Can we say anything interesting about marketing, branding, advertising, identity management, image management, social media—in short, the entire psychological apparatus of grabbing people’s attention and establishing yourself as a player? Can we say that this apparatus is becoming more important than anything it purports to serve? Can we say, to the extent that art is a mirror or focusing lens for a larger cultural field, that it completely makes sense that art making would be saturated by this anxious professionalism?

Would we be surprised at all to learn that students are seeking help from agencies to craft convincing artistic identities before they even apply to art school? Would we be surprised at all to learn that some of the best art work today is largely the fabrications of very savvy marketers and ad wizards? Can we still be surprised? 

It’s quite clear that artists need good advertising—quality images, clear identities, riveting essays and press releases. But do the advertisers need the artists? How long do we have to wait before the galleries and agencies cut out the middle man and just start making the art work themselves? Is it already happening?

Koch & James is an advertising agency. 

Contemporary Art Artist Duo Karlsruhe

 

Koch & James is an artist duo.

 

 It all started as a joke that made too much sense. We began from precisely this position—the agencies don’t need the artists anymore, so the artists should become agencies. The joke turned real and we started getting actual jobs, both in the commercial world and in the art world. 
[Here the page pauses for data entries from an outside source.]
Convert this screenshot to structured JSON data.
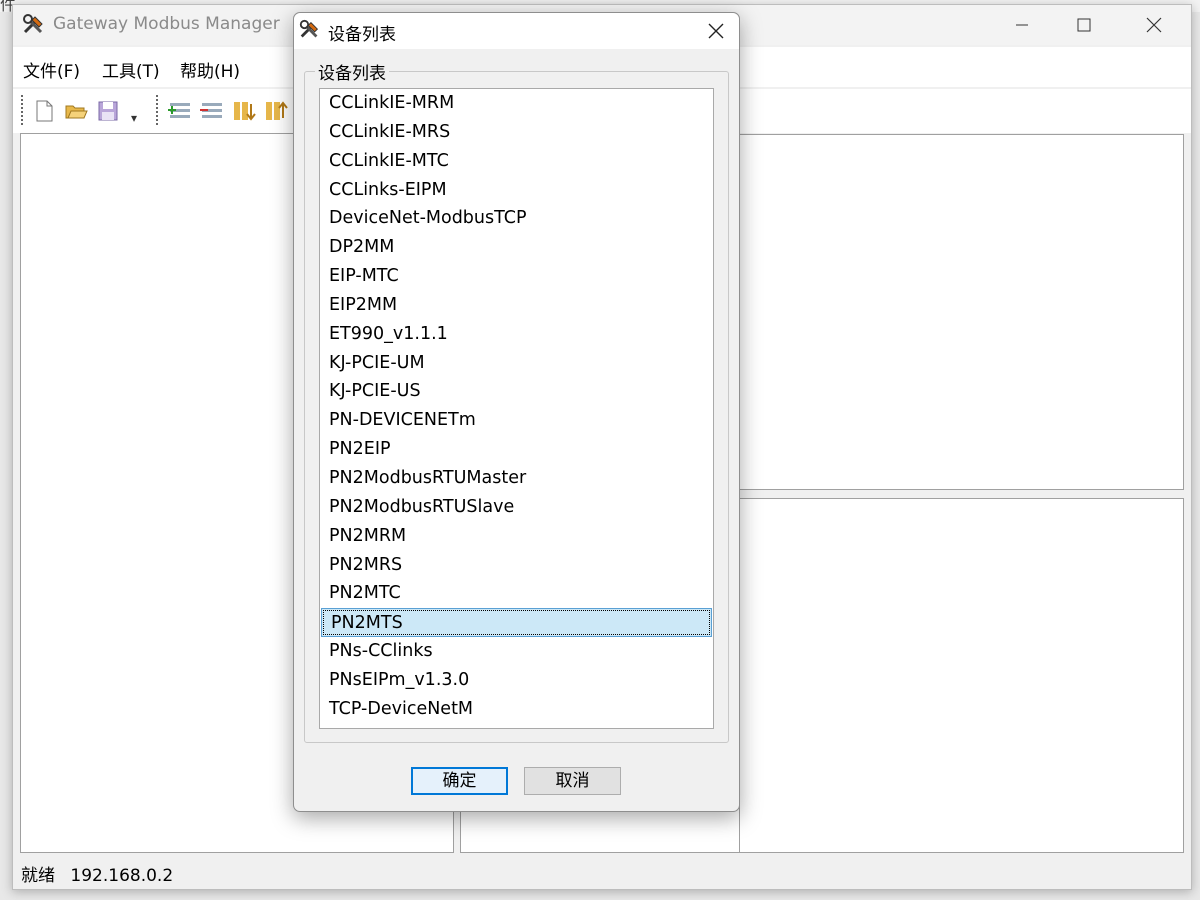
{
  "main_window": {
    "title": "Gateway Modbus Manager",
    "menu": [
      "文件(F)",
      "工具(T)",
      "帮助(H)"
    ],
    "status": {
      "text": "就绪",
      "ip": "192.168.0.2"
    }
  },
  "dialog": {
    "title": "设备列表",
    "group_label": "设备列表",
    "items": [
      "CCLinkIE-MRM",
      "CCLinkIE-MRS",
      "CCLinkIE-MTC",
      "CCLinks-EIPM",
      "DeviceNet-ModbusTCP",
      "DP2MM",
      "EIP-MTC",
      "EIP2MM",
      "ET990_v1.1.1",
      "KJ-PCIE-UM",
      "KJ-PCIE-US",
      "PN-DEVICENETm",
      "PN2EIP",
      "PN2ModbusRTUMaster",
      "PN2ModbusRTUSlave",
      "PN2MRM",
      "PN2MRS",
      "PN2MTC",
      "PN2MTS",
      "PNs-CClinks",
      "PNsEIPm_v1.3.0",
      "TCP-DeviceNetM"
    ],
    "selected": "PN2MTS",
    "ok_label": "确定",
    "cancel_label": "取消"
  },
  "colors": {
    "selection": "#cce8f7",
    "default_button_border": "#0078d7"
  },
  "icons": [
    "tools-icon",
    "new-file-icon",
    "open-folder-icon",
    "save-icon",
    "minimize-icon",
    "maximize-icon",
    "close-icon"
  ]
}
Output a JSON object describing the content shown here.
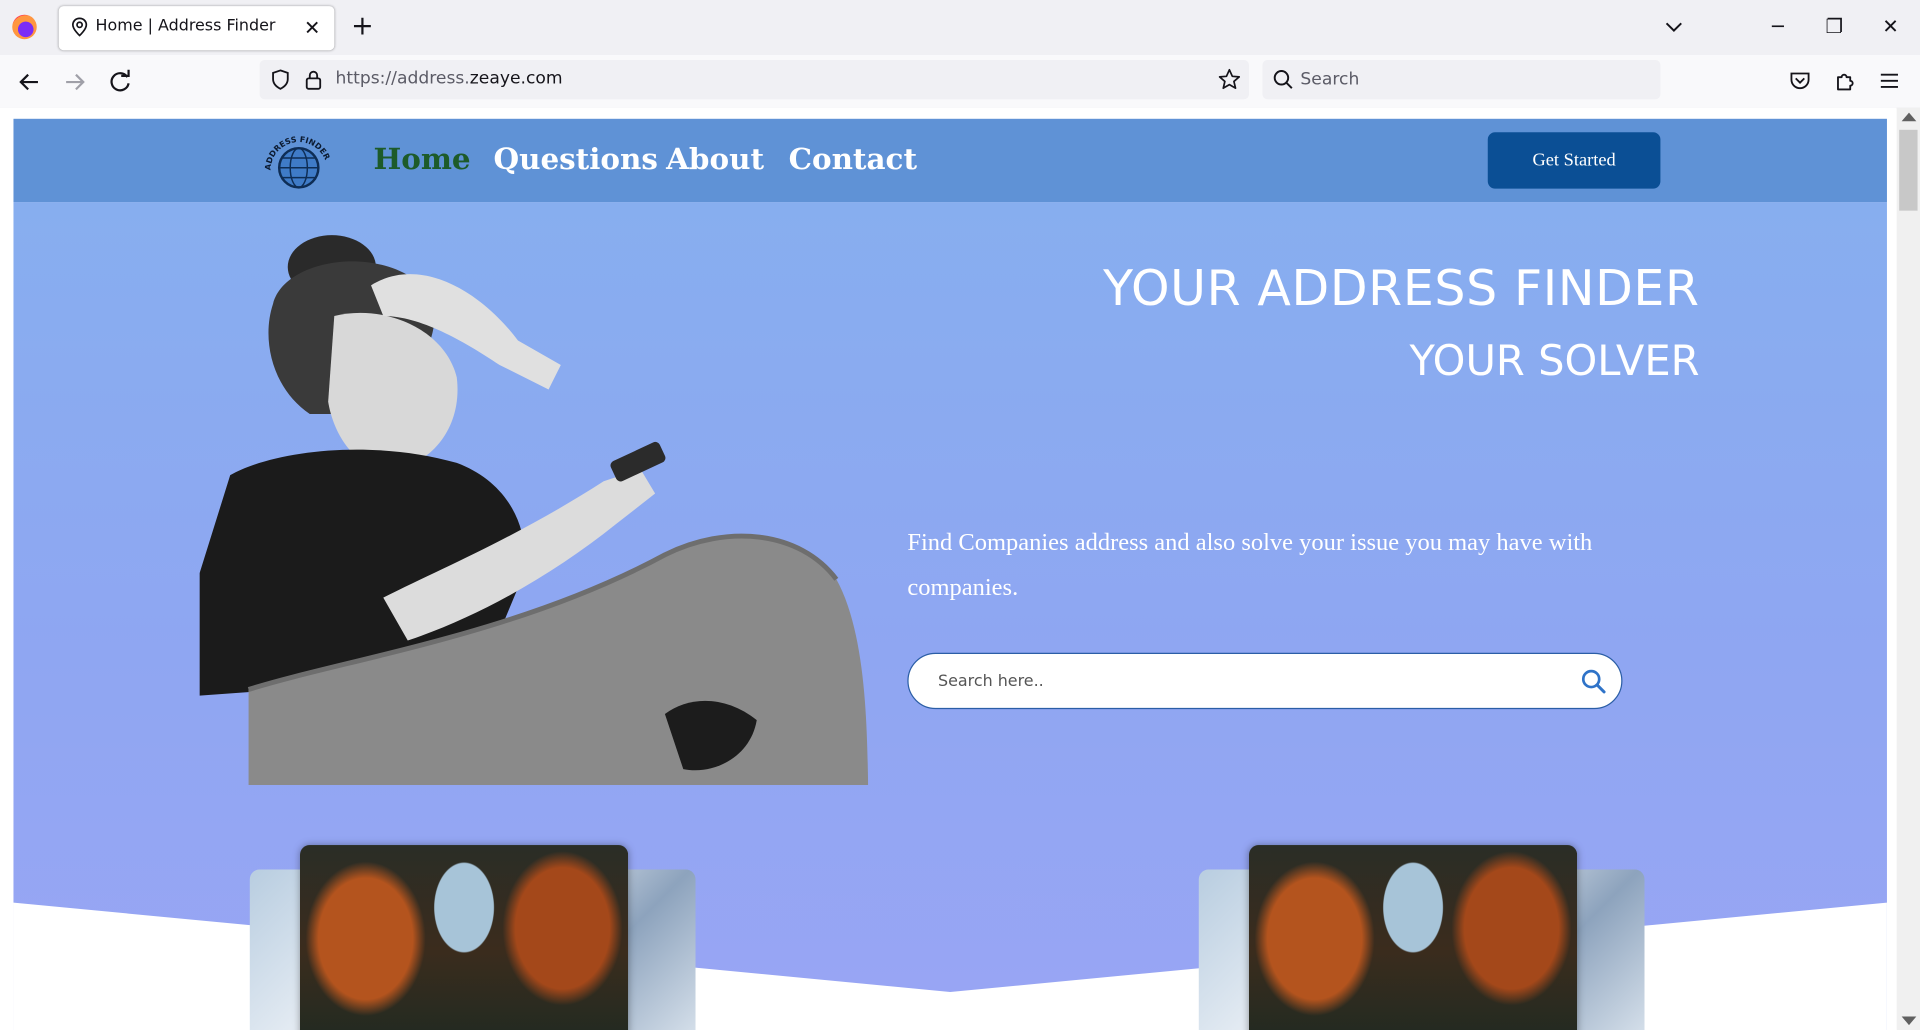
{
  "browser": {
    "tab_title": "Home | Address Finder",
    "url_prefix": "https://address.",
    "url_domain": "zeaye.com",
    "search_placeholder": "Search"
  },
  "site": {
    "nav": [
      "Home",
      "Questions",
      "About",
      "Contact"
    ],
    "active_nav": "Home",
    "cta_label": "Get Started",
    "hero_title": "YOUR ADDRESS FINDER",
    "hero_subtitle": "YOUR SOLVER",
    "hero_description": "Find Companies address and also solve your issue you may have with companies.",
    "search_placeholder": "Search here..",
    "logo_text": "ADDRESS FINDER"
  },
  "colors": {
    "header_bg": "#5f92d6",
    "active_nav": "#1d5b2a",
    "cta_bg": "#0b4f95",
    "hero_top": "#87aeef",
    "hero_bottom": "#99a5f4"
  }
}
We are a real fake agency. We are real fake artists. Our position becomes evacuated the moment that it is established. We want to replace the sense of progress or climbing with a sense of failure or falling. We are falling. To mistake the humor for a joke is to mistake the form for a surface. We have completed projects for some very big-name entities.

We have no use for art objects, yet we will continue to make them. We have no use for artistic identities, yet we will continue to make those as well. We are permanent freelancers, adrift in the gig economy. We want to steal your money. Our true creative spirits are secrets that we keep from ourselves. We don’t deserve authenticity and wouldn’t know what to do with it if we had it. 

We are available for hire. This project is an effort to trace the lines of our own corruption. Everyone is a client, most of all us. The answer is yes. The time is morning.